Vivimos unos tiempos extraños, en los que los míticos corresponsales de guerra no se comerían ni una puñetera rosca, ya que serían sustituidos por una horda de especialistas en «todismo», capaces de hacer diagnósticos sobre graves problemas internacionales manteniéndose alejados de unos escenarios que están situados a miles de kilómetros, mientras engordan sus discursos con un par de vistazos a la prensa extranjera y con un copia y pega de algún articulista de postín.

El desprecio a los chicos del casco, los que arriesgan el pellejo para contarnos las cosas, revela una preocupante tendencia en los gustos del consumidor de noticias.

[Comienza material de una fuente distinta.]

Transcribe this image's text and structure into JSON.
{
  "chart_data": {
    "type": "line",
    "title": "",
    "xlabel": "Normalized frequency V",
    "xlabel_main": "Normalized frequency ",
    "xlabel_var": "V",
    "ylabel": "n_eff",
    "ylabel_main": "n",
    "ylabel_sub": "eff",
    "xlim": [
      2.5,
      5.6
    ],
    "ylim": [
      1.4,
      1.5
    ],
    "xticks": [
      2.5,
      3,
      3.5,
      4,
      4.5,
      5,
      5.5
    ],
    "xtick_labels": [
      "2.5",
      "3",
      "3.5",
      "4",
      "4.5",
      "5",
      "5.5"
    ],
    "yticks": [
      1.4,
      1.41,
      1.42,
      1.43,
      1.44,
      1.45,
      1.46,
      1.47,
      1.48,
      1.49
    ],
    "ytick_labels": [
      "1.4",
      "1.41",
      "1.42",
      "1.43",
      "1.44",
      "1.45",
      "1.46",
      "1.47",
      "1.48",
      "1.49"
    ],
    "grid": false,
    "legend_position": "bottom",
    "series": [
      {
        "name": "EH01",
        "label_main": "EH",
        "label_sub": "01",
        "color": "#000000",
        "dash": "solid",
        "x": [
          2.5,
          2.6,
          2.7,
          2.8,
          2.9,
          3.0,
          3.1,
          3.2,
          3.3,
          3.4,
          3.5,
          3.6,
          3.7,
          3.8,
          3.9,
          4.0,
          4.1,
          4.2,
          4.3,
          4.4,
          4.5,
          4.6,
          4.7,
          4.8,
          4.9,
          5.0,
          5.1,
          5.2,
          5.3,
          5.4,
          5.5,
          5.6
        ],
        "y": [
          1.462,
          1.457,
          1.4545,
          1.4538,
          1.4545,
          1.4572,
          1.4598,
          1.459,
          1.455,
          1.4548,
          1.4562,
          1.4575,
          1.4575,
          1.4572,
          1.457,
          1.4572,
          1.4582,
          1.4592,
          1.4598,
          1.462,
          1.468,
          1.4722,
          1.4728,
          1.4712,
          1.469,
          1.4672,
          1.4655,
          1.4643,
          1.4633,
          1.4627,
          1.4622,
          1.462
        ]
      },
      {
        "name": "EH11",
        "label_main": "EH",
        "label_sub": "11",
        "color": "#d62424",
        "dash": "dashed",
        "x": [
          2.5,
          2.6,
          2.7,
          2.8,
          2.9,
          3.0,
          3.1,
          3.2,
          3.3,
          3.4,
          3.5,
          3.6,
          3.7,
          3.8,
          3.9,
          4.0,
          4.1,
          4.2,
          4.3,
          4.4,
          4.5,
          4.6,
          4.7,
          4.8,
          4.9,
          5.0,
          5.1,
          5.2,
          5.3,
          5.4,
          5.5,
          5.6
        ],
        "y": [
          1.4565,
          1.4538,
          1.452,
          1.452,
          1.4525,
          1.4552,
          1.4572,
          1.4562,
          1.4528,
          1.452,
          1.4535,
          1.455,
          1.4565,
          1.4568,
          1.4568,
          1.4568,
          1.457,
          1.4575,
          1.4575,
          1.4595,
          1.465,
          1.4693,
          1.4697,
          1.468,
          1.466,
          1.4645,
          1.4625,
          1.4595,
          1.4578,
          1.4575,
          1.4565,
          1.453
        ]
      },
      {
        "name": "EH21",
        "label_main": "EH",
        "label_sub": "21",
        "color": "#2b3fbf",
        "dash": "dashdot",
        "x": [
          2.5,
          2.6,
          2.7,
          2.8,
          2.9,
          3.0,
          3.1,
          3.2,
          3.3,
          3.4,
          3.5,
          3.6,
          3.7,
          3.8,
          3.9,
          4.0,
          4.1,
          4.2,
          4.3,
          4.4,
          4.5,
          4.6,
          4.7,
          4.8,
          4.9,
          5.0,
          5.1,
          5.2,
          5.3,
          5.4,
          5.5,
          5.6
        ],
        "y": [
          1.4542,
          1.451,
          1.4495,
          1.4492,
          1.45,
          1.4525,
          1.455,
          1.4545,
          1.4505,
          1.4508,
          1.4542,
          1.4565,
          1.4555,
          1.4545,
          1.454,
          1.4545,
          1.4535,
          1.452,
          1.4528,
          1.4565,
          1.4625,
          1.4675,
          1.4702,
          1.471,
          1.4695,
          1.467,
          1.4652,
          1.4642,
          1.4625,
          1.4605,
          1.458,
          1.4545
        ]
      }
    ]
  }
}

Miles de ciudadanos parecen haber renunciado al derecho a recibir información y al esfuerzo de hacer una reflexión personal sobre el material de actualidad. A cambio de eso, prefieren una pandilla de bocazas que les digan quiénes son los buenos y quiénes son los malos, mientras les hacen un retrato de situación que se adapta al milímetro a los gustos ideológicos de un determinado partido o de una determinada corriente de opinión.

En medio de un panorama comunicativo en el que la opinión prima sobre la verdadera información, la accidentada presencia televisiva de los chicos del casco nos reconcilia con el auténtico periodismo. Los esfuerzos de estos profesionales; sus agobios para hacerse oír en medio de un mar de barricadas humeantes y de gritos nos devuelven el orgullo por una profesión que consiste básicamente en ir a los sitios, enterarse de lo que está pasando y contárselo a la gente. Puede que ninguno de ellos reciba galardones ni grandes distinciones profesionales, pero nadie les podrá negar el honor de haber estado ahí, en primera fila, contándonos la Historia en directo.